Mossberg pointed out that video has been available on portable devices for at least 18 months, but back then, "it was hopeless." Networks have since gotten much faster, and things kicked into high gear in the last quarter of last year, when Apple Computer introduced its video iPod and consumers started demanding content.

"This is one of those interesting moments," reminiscent of "the bubble frenzy," Mossberg said, later adding that "Apple is the elephant in the room."

Panelist and short-film distributor Carter Pilcher, of Shorts International, clarified that the United States has actually been much slower than Europeans and other international communities to embrace TV and video on mobile phones. He sees the future of short films for mobile devices as strong, so long as filmmakers can count on a financial reward or at least know that they'll be able to recoup their costs.

Panelist Brian Levin, founder of the Mobliss mobile-media service company, said content for mobile devices is best in short, "attention deficit" form. Rather than a half-hour episode of a TV show, for example, he's betting on the success of his company's 40-second montage of "Baywatch" beach moments.

Sprint's Burris also has a term for short TV segments for mobile devices: "Snack TV."

John Jacobs, whose company, MediaSquirrel, hosts video content specifically for the iPod, added that he sees mobile devices spawning whole new forms of content, such as the serial shorts, sort of like the old silent-movie days.
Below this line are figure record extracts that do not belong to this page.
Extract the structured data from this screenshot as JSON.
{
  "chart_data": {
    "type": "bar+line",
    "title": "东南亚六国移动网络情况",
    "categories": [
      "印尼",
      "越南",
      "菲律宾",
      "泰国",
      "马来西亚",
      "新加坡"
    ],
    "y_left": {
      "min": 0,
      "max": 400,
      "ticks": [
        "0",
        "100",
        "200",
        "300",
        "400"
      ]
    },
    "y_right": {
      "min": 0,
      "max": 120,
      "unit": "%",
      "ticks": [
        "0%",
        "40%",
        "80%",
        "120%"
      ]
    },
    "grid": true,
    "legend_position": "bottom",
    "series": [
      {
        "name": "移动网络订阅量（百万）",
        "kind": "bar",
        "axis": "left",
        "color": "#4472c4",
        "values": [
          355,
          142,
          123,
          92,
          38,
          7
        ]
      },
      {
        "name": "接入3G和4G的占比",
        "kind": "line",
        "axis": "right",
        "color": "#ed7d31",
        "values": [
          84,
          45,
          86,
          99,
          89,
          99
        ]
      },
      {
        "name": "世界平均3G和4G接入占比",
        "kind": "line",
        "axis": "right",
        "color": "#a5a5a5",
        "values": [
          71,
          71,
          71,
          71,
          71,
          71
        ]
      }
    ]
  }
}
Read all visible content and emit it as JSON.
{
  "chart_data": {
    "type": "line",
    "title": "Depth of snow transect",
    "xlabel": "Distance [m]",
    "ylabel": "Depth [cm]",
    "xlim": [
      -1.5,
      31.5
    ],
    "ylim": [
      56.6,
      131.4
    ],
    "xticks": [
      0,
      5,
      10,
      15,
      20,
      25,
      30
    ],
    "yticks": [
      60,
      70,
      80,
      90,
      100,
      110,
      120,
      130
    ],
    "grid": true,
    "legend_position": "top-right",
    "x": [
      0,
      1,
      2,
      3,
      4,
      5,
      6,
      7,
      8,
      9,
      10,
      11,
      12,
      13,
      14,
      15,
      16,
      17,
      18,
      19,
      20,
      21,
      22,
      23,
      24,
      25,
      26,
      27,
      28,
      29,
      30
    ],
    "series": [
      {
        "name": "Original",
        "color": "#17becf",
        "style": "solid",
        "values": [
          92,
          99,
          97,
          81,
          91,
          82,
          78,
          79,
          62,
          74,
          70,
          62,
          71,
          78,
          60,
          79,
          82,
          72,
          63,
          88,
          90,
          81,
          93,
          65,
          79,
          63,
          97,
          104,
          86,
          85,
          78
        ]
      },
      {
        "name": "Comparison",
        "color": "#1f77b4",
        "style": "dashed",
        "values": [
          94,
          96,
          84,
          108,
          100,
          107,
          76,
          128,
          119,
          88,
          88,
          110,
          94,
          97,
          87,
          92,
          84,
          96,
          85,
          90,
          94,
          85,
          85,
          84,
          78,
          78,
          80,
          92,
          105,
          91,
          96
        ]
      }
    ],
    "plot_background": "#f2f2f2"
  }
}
Mossberg differentiated the various types of business models used in the delivery of mobile content. He called the big-four cell phone carriers the "Soviet Ministries." The carriers act as a "tollgate" between mobile-content providers and users, something he said is ultimately bad for consumers.

Levin, however, emphasized the phone carriers' role in providing an existing business and billing model.

The issue of creating content specifically for a small screen might become less relevant in the future, Mossberg predicted, with the advent of some sort of a larger foldable screen that will be built into mobile devices. He said he knows that such a contraption is already in the works.

The panelists predicted that advertising for mobile devices will be increasingly location-aware, catering to the interests of individual consumers.

Mossberg, for one, doesn't want to walk by a Burger King and then automatically get sent a coupon for the fast-food restaurant over his cell phone.

"That's the wet dream for a lot of these advertisers," he said.

The Sundance festival runs through Jan. 29.